Но утрудится за день человек, до смерти работая, и спит, не слыша ничего. До мух ли ему окаянных, до тараканов ли подлых?! И так было в каждом из домов села и деревни.
Идёшь глухим лесом и вдруг видишь: овинные ямы, подугловые камни, кирпичи... Была деревня. По названию урочища узнаёшь её название: Смываловка, Сырково, Онуриха, Крылово... Но нет уж ни внуков, ни правнуков жителей этих деревень: они все вымерли. Либо от холеры, либо от чумы, либо от голода. При всём моём уважении к Белинскому, я не согласен с ним, что на Руси от голода ещё никто не умирал. Да ещё как и умирали-то! Деревнями, волостями... И мухи, клопы и тараканы, это порождение бедности и нищеты, были не последней причиной вымирания деревень. Часто захлёстывалась заразой и первопричина нищеты - мироеды-кулаки. Сколько лет прошло, как пропала деревня? Сто? Двести? - молчат сосны. Молчат камни. Пока - молчат... Но молчат жутко, страшнее крика.
Впрочем, извини, я отвлёкся...
В Каменниках у Беляевых выросло шестеро детей - три сына и три дочери. Сыновья: Иван, Павел и Александр. Дочери: Екатерина, Софья и Мария.
Иван был Иван. Окончив училище, он пошёл по счетно-торговой части. Преуспевал. Был красив собою, умён, знал, где перекреститься, а где и так постоять. И к концу XIX века вышел в люди. Вот уж он женился, родился сын Александр. Вот уж в губернском центре, в Костроме, у него дом, затем второй. Но умерла жена, Людмила Ивановна. И Иван Александрович женился на другой: взял Варвару Николаевну из знатного купеческого рода Ермолиных.
В это время твой дед выглядел на фоне города как безукоризненно интеллигентный господин, а на фоне деревни - настоящий барин. Таким я его запомнил с лета 1913 года. Понимаешь, ничего купеческого, ничего приказчичьего, ничего чиновничьего! Ясный ум, здравое мышление, природная смётка. Он стал известным в деловых кругах.

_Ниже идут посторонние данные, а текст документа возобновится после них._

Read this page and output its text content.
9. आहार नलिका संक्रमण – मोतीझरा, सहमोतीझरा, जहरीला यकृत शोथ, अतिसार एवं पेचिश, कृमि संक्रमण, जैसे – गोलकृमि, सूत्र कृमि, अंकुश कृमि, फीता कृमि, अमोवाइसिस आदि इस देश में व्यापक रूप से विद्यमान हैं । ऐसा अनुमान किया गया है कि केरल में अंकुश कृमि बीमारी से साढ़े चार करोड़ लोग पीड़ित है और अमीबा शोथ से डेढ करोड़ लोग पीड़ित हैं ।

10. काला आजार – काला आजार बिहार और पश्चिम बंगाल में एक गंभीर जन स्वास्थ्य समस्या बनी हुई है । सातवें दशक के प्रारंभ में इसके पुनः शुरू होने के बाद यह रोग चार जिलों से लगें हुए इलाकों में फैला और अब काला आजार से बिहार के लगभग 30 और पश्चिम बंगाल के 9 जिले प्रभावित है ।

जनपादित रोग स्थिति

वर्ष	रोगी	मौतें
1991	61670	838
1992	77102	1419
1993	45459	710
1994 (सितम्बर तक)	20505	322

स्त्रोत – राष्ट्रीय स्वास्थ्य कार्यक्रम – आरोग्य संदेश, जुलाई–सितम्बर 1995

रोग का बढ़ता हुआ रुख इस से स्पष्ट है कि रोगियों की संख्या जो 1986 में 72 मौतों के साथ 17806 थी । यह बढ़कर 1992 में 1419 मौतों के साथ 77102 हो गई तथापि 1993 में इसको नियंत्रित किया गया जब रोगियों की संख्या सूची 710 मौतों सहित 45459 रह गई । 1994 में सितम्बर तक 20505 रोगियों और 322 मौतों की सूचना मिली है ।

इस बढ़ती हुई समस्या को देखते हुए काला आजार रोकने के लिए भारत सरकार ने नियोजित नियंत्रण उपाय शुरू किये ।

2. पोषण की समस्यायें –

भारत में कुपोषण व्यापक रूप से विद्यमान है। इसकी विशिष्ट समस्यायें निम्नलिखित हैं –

И к 1915 году он имел в Костроме большой дом с подвальным этажом и мезонином. Было пять комнат, кухня, теплый туалет, водяной насос - по тем временам - дом что надо! При доме - большой фруктовый сад, баня, конюшня, каретный сарай, скотный двор, дровяной сарай. Двор был вымощен мелким булыжником. Всё было новое, добротное. К дому примыкала пристройка, 2 комнаты, в которой жили - только живи! - старики из Каменников, - простор и полный, на 100% покой и комфорт. Но пребывание стариков в этих аппартаментах продолжительным не было, о чём я уже говорил.
К нам, малышам и подросткам, дядя Ваня (он ведь мне дядя) был всегда весьма благожелателен. Может быть, он любил меня, как и я его? - не знаю. Но я до последнего свидания с ним в 1940 году был дружен и почтителен, а он со мной - приветлив и ... деловит. Когда он умер, я очень жалел его.

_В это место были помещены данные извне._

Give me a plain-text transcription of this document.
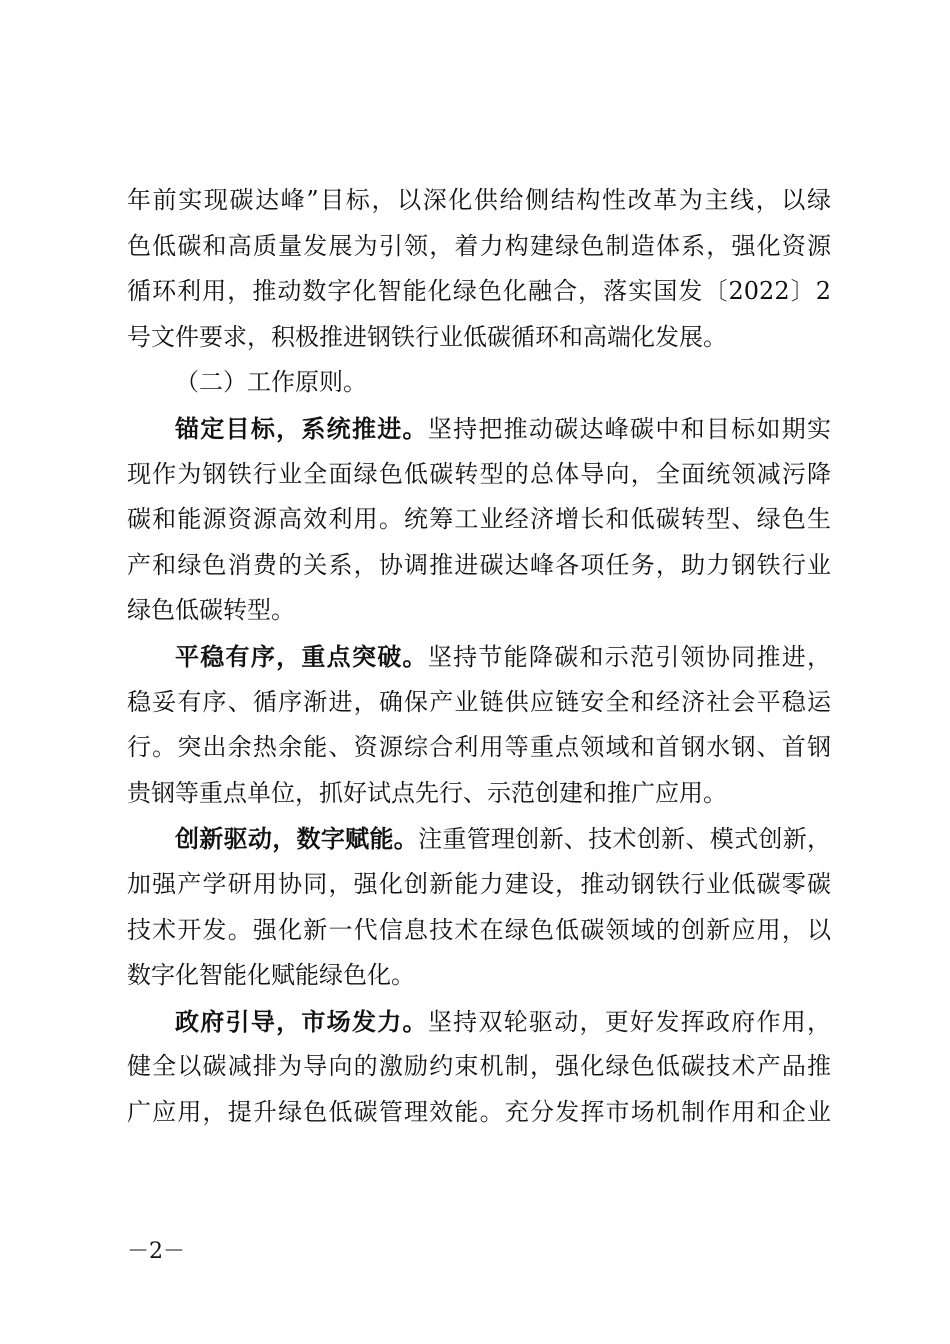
年前实现碳达峰”目标，以深化供给侧结构性改革为主线，以绿
色低碳和高质量发展为引领，着力构建绿色制造体系，强化资源
循环利用，推动数字化智能化绿色化融合，落实国发〔2022〕2
号文件要求，积极推进钢铁行业低碳循环和高端化发展。
（二）工作原则。
锚定目标，系统推进。坚持把推动碳达峰碳中和目标如期实
现作为钢铁行业全面绿色低碳转型的总体导向，全面统领减污降
碳和能源资源高效利用。统筹工业经济增长和低碳转型、绿色生
产和绿色消费的关系，协调推进碳达峰各项任务，助力钢铁行业
绿色低碳转型。
平稳有序，重点突破。坚持节能降碳和示范引领协同推进，
稳妥有序、循序渐进，确保产业链供应链安全和经济社会平稳运
行。突出余热余能、资源综合利用等重点领域和首钢水钢、首钢
贵钢等重点单位，抓好试点先行、示范创建和推广应用。
创新驱动，数字赋能。注重管理创新、技术创新、模式创新，
加强产学研用协同，强化创新能力建设，推动钢铁行业低碳零碳
技术开发。强化新一代信息技术在绿色低碳领域的创新应用，以
数字化智能化赋能绿色化。
政府引导，市场发力。坚持双轮驱动，更好发挥政府作用，
健全以碳减排为导向的激励约束机制，强化绿色低碳技术产品推
广应用，提升绿色低碳管理效能。充分发挥市场机制作用和企业
－2－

Он понимал музыку. Любил церковные произведения знаменитых композиторов - Чайковского, Цезаря Кюи, многих специально духовных композиторов, надо сказать - замечательных. В церкви Воскресения дядя Ваня долго был старостой, - а это, брат, не фунт изюму!
В 1924-1925 годах я жил на квартире у дяди Вани (я тогда учился и в 1925 г. окончил Костромской землеустроительный практический институт). Помню, как дядя Ваня артистически читал сказку П.П.Ершова "Конёк-горбунок". Он знал её всю, и, повторяю, читал отлично, с несравненной сказительской дикцией и искромётным, как брызги шампанского, юмором. Слушали все. Часто взрывы хохота прерывали чудесного сказителя. Это, несомненно, был талант! И не с тех ли пор я храню книжку "Конёк-горбунок" и люблю читать её? А в бытность директором школы я читывал эту сказку ученикам и старался точно копировать дядю Ваню. Не хвалюсь - успех был...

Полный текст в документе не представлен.